The main issue to be tackled in the design of or-parallel systems is the development of an effective environment representation scheme, capable of associating to each or-branch the correct set of variable bindings. The two main approaches commonly used to solve this problem are stack-copying and binding arrays.
Stack-Copying: the stack-copying approach is characterized by a very intense memory usage. Since each or-agent has a whole copy of its branch, the same information appears repeated over and over in the stacks of different agents. Furthermore, in order to avoid repetition of computation, for each choice point belonging to the shared part of the tree (i.e., the part of the tree that has been copied by different agents) a shared frame has to be created, which stores information that are required by all the agents working on such choice-points (e.g., which are the alternatives still unexplored). Various issues can be raised regarding this model.
The first natural question is whether there is really the need of performing this large amount of copying. Copying involves all the data areas of the abstract machine (choice-point stack, environment stack, heap, and trail)--which translates to a considerable overhead during execution, considering also that during the copying operation both the agents involved (the agent copying and the agent the information are copied from) need to suspend their normal activity. Muse [4], the first system which introduced stack-copying, tries to improve the situation by:
On the other hand it seems intuitively possible to do better than this. Having distinct copies of certain data structures, like choice points, does not seem to have much sense, especially considering the fact that additional data structures (the shared frames) need to be introduced to create connections between the different copies of the same entity. On the other hand, sharing data structures which can be subject to updates during the execution can have the side effect of requiring mutual exclusion during accesses--which may become itself a source of overhead. It seems anyway possible to improve the situation by finding a proper compromise, in which information that are seldomly updated (e.g., choice points) are shared between computations, while those that either must be kept independent (e.g., conditional bindings) or are subject of frequent updates (e.g. trail) are duplicated. This can be interpreted as an intermediate point between two extremes, where one extreme is constituted by pure stack-copying and the other by pure sharing (e.g., Binding Arrays).
Garbage Collection is another complex issue in stack-copying. This may not be very apparent, since thanks to stack-copying the different agents can apply a standard WAM-like behaviour, carrying out local garbage collection on their own stacks. On the other hand, one of the key elements in the efficient implementation of stack-copying is the incrementality of the process: copying of the common state of the two agents is avoided. But if one of the two agents has performed garbage collection then finding out the common part of the two agents' state becomes very difficult. One possibility is to simply get rid of incremental copying in case of modification of the state due to garbage collection--quite undesirable due to the large amount of data that may be copied. Alternatively, new garbage collection mechanisms need to be introduced, which fit in a better way in the stack-copying model (e.g. the segmented garbage collection mechanism used by Muse).

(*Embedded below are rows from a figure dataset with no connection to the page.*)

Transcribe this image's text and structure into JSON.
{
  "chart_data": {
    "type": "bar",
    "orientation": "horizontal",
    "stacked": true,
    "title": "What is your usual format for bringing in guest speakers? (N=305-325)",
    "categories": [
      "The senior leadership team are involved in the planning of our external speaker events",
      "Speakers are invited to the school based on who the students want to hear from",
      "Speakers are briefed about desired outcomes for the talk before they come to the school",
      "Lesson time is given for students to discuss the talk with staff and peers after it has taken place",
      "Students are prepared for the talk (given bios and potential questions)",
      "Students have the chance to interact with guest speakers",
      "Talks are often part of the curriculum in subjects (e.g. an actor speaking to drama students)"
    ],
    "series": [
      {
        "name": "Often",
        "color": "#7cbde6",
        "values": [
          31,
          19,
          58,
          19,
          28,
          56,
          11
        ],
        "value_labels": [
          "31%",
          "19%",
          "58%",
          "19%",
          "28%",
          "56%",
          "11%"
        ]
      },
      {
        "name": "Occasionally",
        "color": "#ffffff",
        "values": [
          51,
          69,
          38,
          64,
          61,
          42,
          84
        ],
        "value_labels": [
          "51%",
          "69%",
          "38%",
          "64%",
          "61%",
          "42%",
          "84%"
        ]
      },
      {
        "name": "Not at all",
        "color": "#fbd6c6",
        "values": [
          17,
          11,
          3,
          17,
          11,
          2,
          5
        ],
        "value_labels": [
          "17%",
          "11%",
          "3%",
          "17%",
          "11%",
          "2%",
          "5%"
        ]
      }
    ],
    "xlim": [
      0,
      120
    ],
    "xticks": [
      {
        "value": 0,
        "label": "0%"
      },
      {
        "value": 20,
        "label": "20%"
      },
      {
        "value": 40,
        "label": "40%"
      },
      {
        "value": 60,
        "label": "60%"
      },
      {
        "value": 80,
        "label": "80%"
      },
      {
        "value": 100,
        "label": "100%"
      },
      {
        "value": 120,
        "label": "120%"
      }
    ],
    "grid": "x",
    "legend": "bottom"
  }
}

Binding Arrays: the Binding Arrays (B.A.) approach represents the symmetrical approach w.r.t. stack-copying regarding the amount of copying/sharing involved. In B.A. the maximal amount of sharing is enforced between the different agents. The only component should be kept separate across the different agents is the set of bindings to the conditional variables, which are kept in the private binding array of each agent. When one agent starts a new computation, it needs to perform a ``copy'' of the binding array in order to update its local state.
Various issues related to memory management emerge in the B.A. approach. First of all, the binding arrays need to be maintained in such a way to allow an efficient management. In the implementation of Aurora each agent is maintaining a local binding array which is updated whenever a new computation is started. Recent experiences by the group of Vitor Santos Costa [19] have shown that using a unique binding array shared by the different agents may lead to improvements and various optimizations. This issue may become of fundamental importance when dealing with and/or-parallel systems (as described later on).

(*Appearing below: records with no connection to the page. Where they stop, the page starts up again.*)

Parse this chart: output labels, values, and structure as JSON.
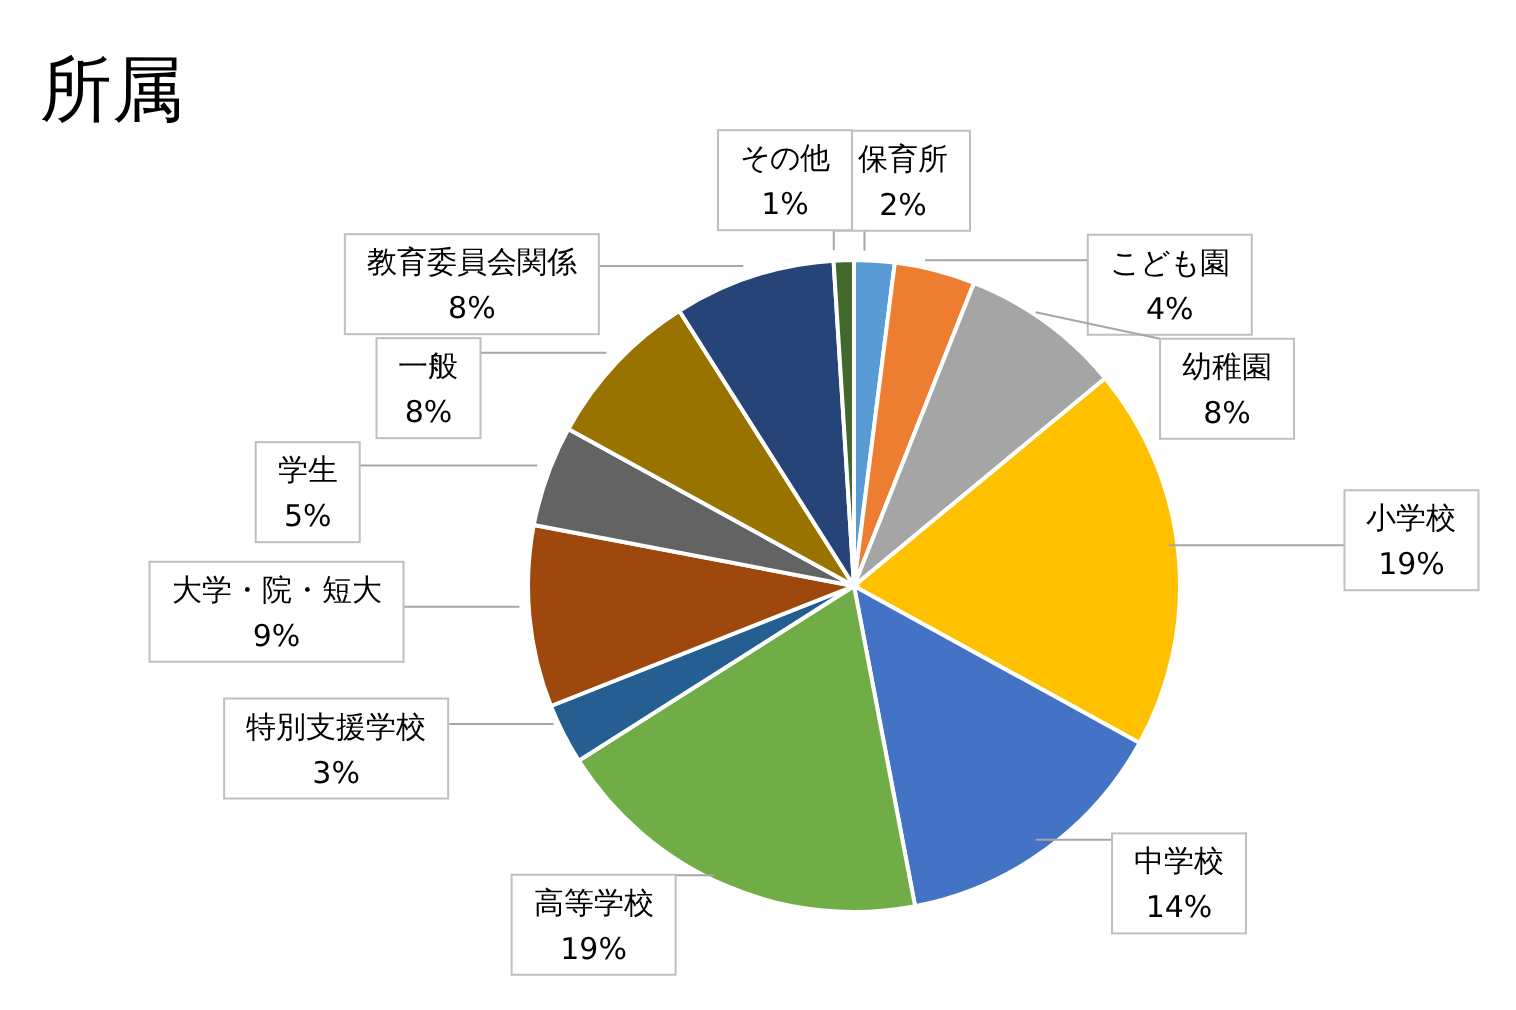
{
  "chart_data": {
    "type": "pie",
    "title": "所属",
    "categories": [
      "保育所",
      "こども園",
      "幼稚園",
      "小学校",
      "中学校",
      "高等学校",
      "特別支援学校",
      "大学・院・短大",
      "学生",
      "一般",
      "教育委員会関係",
      "その他"
    ],
    "values": [
      2,
      4,
      8,
      19,
      14,
      19,
      3,
      9,
      5,
      8,
      8,
      1
    ],
    "value_labels": [
      "2%",
      "4%",
      "8%",
      "19%",
      "14%",
      "19%",
      "3%",
      "9%",
      "5%",
      "8%",
      "8%",
      "1%"
    ],
    "colors": [
      "#5b9bd5",
      "#ed7d31",
      "#a5a5a5",
      "#ffc000",
      "#4472c4",
      "#70ad47",
      "#255e91",
      "#9e480e",
      "#636363",
      "#997300",
      "#264478",
      "#43682b"
    ]
  }
}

Furthermore, the current approach in updating the binding arrays consists of scanning the trail of the agent from which work is going to be taken, in order to detect the bindings that are missing from the current state. This can become quite time consuming--different techniques should be considered, like transforming this phase into a real ``copying'' operation, which can be performed quickly and holding the two agents synchronized for a shorter period of time.

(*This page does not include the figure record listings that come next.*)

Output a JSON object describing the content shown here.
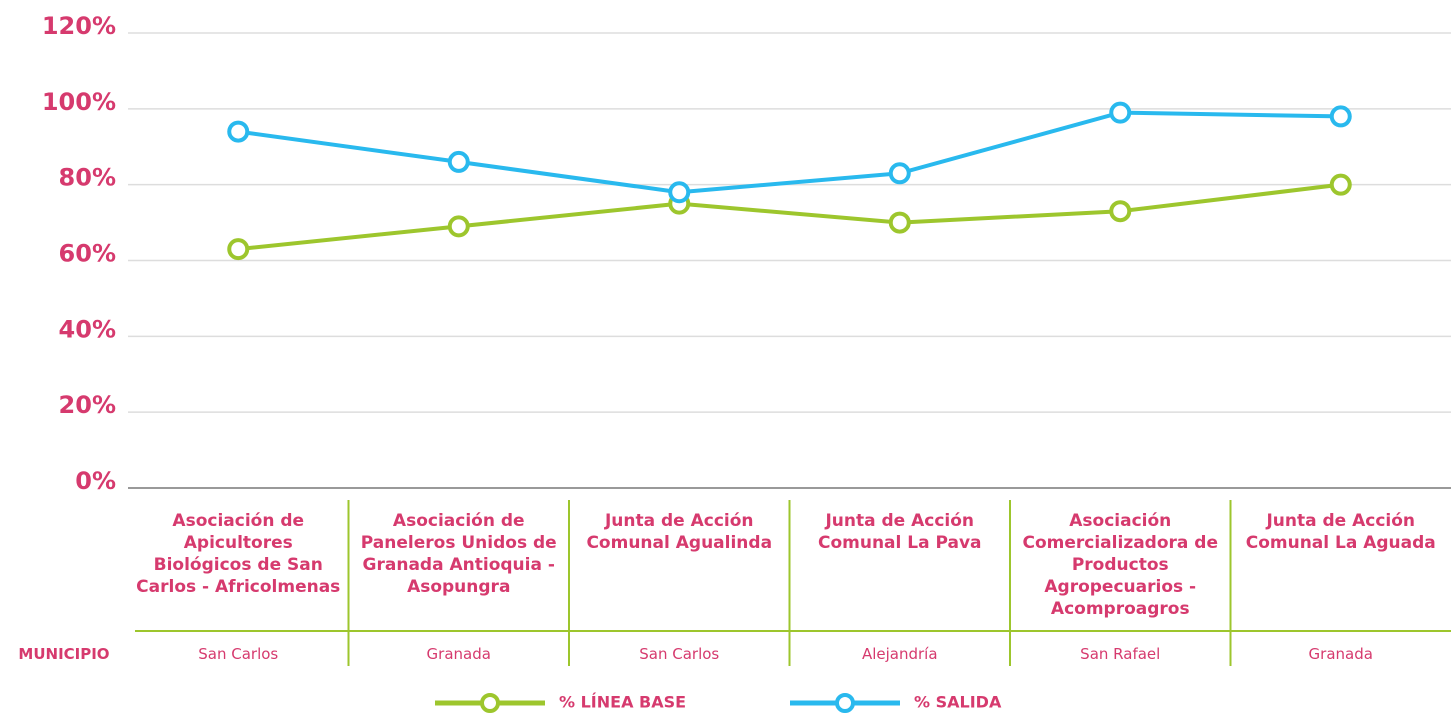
{
  "chart_data": {
    "type": "line",
    "categories": [
      "Asociación de Apicultores Biológicos de San Carlos - Africolmenas",
      "Asociación de Paneleros Unidos de Granada Antioquia - Asopungra",
      "Junta de Acción Comunal Agualinda",
      "Junta de Acción Comunal La Pava",
      "Asociación Comercializadora de Productos Agropecuarios - Acomproagros",
      "Junta de Acción Comunal La Aguada"
    ],
    "row_label": "MUNICIPIO",
    "municipios": [
      "San Carlos",
      "Granada",
      "San Carlos",
      "Alejandría",
      "San Rafael",
      "Granada"
    ],
    "series": [
      {
        "name": "% LÍNEA BASE",
        "color": "#9dc62d",
        "values": [
          63,
          69,
          75,
          70,
          73,
          80
        ]
      },
      {
        "name": "% SALIDA",
        "color": "#29b9ee",
        "values": [
          94,
          86,
          78,
          83,
          99,
          98
        ]
      }
    ],
    "ylim": [
      0,
      120
    ],
    "yticks": [
      {
        "value": 0,
        "label": "0%"
      },
      {
        "value": 20,
        "label": "20%"
      },
      {
        "value": 40,
        "label": "40%"
      },
      {
        "value": 60,
        "label": "60%"
      },
      {
        "value": 80,
        "label": "80%"
      },
      {
        "value": 100,
        "label": "100%"
      },
      {
        "value": 120,
        "label": "120%"
      }
    ],
    "grid": true
  }
}
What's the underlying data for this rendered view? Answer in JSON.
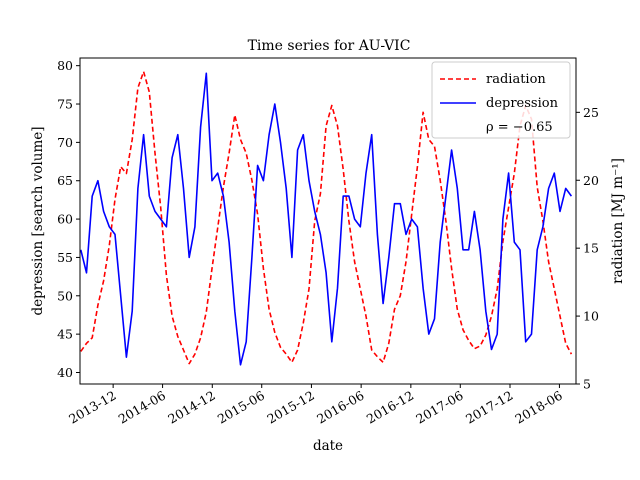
{
  "chart_data": {
    "type": "line",
    "title": "Time series for AU-VIC",
    "xlabel": "date",
    "ylabel_left": "depression [search volume]",
    "ylabel_right": "radiation [MJ m⁻¹]",
    "xlim": [
      "2013-08-01",
      "2018-08-01"
    ],
    "ylim_left": [
      38.5,
      81
    ],
    "ylim_right": [
      5,
      29
    ],
    "x_tick_labels": [
      "2013-12",
      "2014-06",
      "2014-12",
      "2015-06",
      "2015-12",
      "2016-06",
      "2016-12",
      "2017-06",
      "2017-12",
      "2018-06"
    ],
    "y_left_ticks": [
      40,
      45,
      50,
      55,
      60,
      65,
      70,
      75,
      80
    ],
    "y_right_ticks": [
      5,
      10,
      15,
      20,
      25
    ],
    "grid": false,
    "legend": {
      "position": "top-right",
      "entries": [
        "radiation",
        "depression"
      ]
    },
    "annotation": "ρ = −0.65",
    "colors": {
      "radiation": "#ff0000",
      "depression": "#0000ff"
    },
    "series": [
      {
        "name": "radiation",
        "axis": "right",
        "style": "dashed",
        "x": [
          "2013-08-04",
          "2013-08-25",
          "2013-09-15",
          "2013-10-06",
          "2013-10-27",
          "2013-11-17",
          "2013-12-08",
          "2013-12-29",
          "2014-01-19",
          "2014-02-09",
          "2014-03-02",
          "2014-03-23",
          "2014-04-13",
          "2014-05-04",
          "2014-05-25",
          "2014-06-15",
          "2014-07-06",
          "2014-07-27",
          "2014-08-17",
          "2014-09-07",
          "2014-09-28",
          "2014-10-19",
          "2014-11-09",
          "2014-11-30",
          "2014-12-21",
          "2015-01-11",
          "2015-02-01",
          "2015-02-22",
          "2015-03-15",
          "2015-04-05",
          "2015-04-26",
          "2015-05-17",
          "2015-06-07",
          "2015-06-28",
          "2015-07-19",
          "2015-08-09",
          "2015-08-30",
          "2015-09-20",
          "2015-10-11",
          "2015-11-01",
          "2015-11-22",
          "2015-12-13",
          "2016-01-03",
          "2016-01-24",
          "2016-02-14",
          "2016-03-06",
          "2016-03-27",
          "2016-04-17",
          "2016-05-08",
          "2016-05-29",
          "2016-06-19",
          "2016-07-10",
          "2016-07-31",
          "2016-08-21",
          "2016-09-11",
          "2016-10-02",
          "2016-10-23",
          "2016-11-13",
          "2016-12-04",
          "2016-12-25",
          "2017-01-15",
          "2017-02-05",
          "2017-02-26",
          "2017-03-19",
          "2017-04-09",
          "2017-04-30",
          "2017-05-21",
          "2017-06-11",
          "2017-07-02",
          "2017-07-23",
          "2017-08-13",
          "2017-09-03",
          "2017-09-24",
          "2017-10-15",
          "2017-11-05",
          "2017-11-26",
          "2017-12-17",
          "2018-01-07",
          "2018-01-28",
          "2018-02-18",
          "2018-03-11",
          "2018-04-01",
          "2018-04-22",
          "2018-05-13",
          "2018-06-03",
          "2018-06-24",
          "2018-07-15"
        ],
        "values": [
          7.4,
          8.0,
          8.4,
          10.8,
          12.6,
          15.2,
          18.6,
          21.0,
          20.5,
          23.0,
          26.8,
          28.0,
          26.5,
          22.0,
          18.0,
          13.0,
          10.0,
          8.5,
          7.5,
          6.5,
          7.2,
          8.4,
          10.3,
          13.5,
          16.5,
          19.5,
          22.0,
          24.8,
          23.0,
          22.0,
          20.0,
          17.5,
          13.5,
          10.5,
          8.8,
          7.7,
          7.2,
          6.6,
          7.5,
          9.5,
          12.0,
          17.0,
          19.0,
          24.0,
          25.5,
          24.0,
          20.8,
          17.0,
          14.0,
          12.0,
          10.0,
          7.5,
          7.0,
          6.6,
          8.0,
          10.5,
          11.5,
          14.0,
          17.5,
          21.0,
          25.0,
          23.0,
          22.5,
          20.0,
          17.0,
          13.5,
          10.5,
          9.0,
          8.2,
          7.6,
          7.8,
          8.6,
          10.0,
          12.0,
          15.5,
          18.0,
          20.5,
          24.0,
          25.5,
          24.5,
          19.5,
          17.0,
          14.0,
          12.0,
          10.0,
          8.0,
          7.2
        ]
      },
      {
        "name": "depression",
        "axis": "left",
        "style": "solid",
        "x": [
          "2013-08-04",
          "2013-08-25",
          "2013-09-15",
          "2013-10-06",
          "2013-10-27",
          "2013-11-17",
          "2013-12-08",
          "2013-12-29",
          "2014-01-19",
          "2014-02-09",
          "2014-03-02",
          "2014-03-23",
          "2014-04-13",
          "2014-05-04",
          "2014-05-25",
          "2014-06-15",
          "2014-07-06",
          "2014-07-27",
          "2014-08-17",
          "2014-09-07",
          "2014-09-28",
          "2014-10-19",
          "2014-11-09",
          "2014-11-30",
          "2014-12-21",
          "2015-01-11",
          "2015-02-01",
          "2015-02-22",
          "2015-03-15",
          "2015-04-05",
          "2015-04-26",
          "2015-05-17",
          "2015-06-07",
          "2015-06-28",
          "2015-07-19",
          "2015-08-09",
          "2015-08-30",
          "2015-09-20",
          "2015-10-11",
          "2015-11-01",
          "2015-11-22",
          "2015-12-13",
          "2016-01-03",
          "2016-01-24",
          "2016-02-14",
          "2016-03-06",
          "2016-03-27",
          "2016-04-17",
          "2016-05-08",
          "2016-05-29",
          "2016-06-19",
          "2016-07-10",
          "2016-07-31",
          "2016-08-21",
          "2016-09-11",
          "2016-10-02",
          "2016-10-23",
          "2016-11-13",
          "2016-12-04",
          "2016-12-25",
          "2017-01-15",
          "2017-02-05",
          "2017-02-26",
          "2017-03-19",
          "2017-04-09",
          "2017-04-30",
          "2017-05-21",
          "2017-06-11",
          "2017-07-02",
          "2017-07-23",
          "2017-08-13",
          "2017-09-03",
          "2017-09-24",
          "2017-10-15",
          "2017-11-05",
          "2017-11-26",
          "2017-12-17",
          "2018-01-07",
          "2018-01-28",
          "2018-02-18",
          "2018-03-11",
          "2018-04-01",
          "2018-04-22",
          "2018-05-13",
          "2018-06-03",
          "2018-06-24",
          "2018-07-15"
        ],
        "values": [
          56,
          53,
          63,
          65,
          61,
          59,
          58,
          50,
          42,
          48,
          64,
          71,
          63,
          61,
          60,
          59,
          68,
          71,
          64,
          55,
          59,
          72,
          79,
          65,
          66,
          63,
          57,
          48,
          41,
          44,
          55,
          67,
          65,
          71,
          75,
          70,
          64,
          55,
          69,
          71,
          65,
          61,
          58,
          53,
          44,
          51,
          63,
          63,
          60,
          59,
          66,
          71,
          58,
          49,
          55,
          62,
          62,
          58,
          60,
          59,
          51,
          45,
          47,
          57,
          63,
          69,
          64,
          56,
          56,
          61,
          56,
          48,
          43,
          45,
          60,
          66,
          57,
          56,
          44,
          45,
          56,
          59,
          64,
          66,
          61,
          64,
          63
        ]
      }
    ]
  }
}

Another problem related to memory management in the B.A. approach is garbage collection on the shared areas. Let us consider the situation exemplified in figure 13.
Figure 13: Garbage Collection in Binding Array
If Agent 1 backtracks over choice point c, it will not be allowed to reclaim space, since the same choice point is still needed by Agent 2. Agent 1 will be forced to allocate new data structures on the top of its stack, over c. If successively also Agent 2 backtracks, node c may become useless and a gap in Agent 1's stack will remain--this is called ghost node in Aurora's terminology. These gaps should be properly marked and recovered upon backtracking.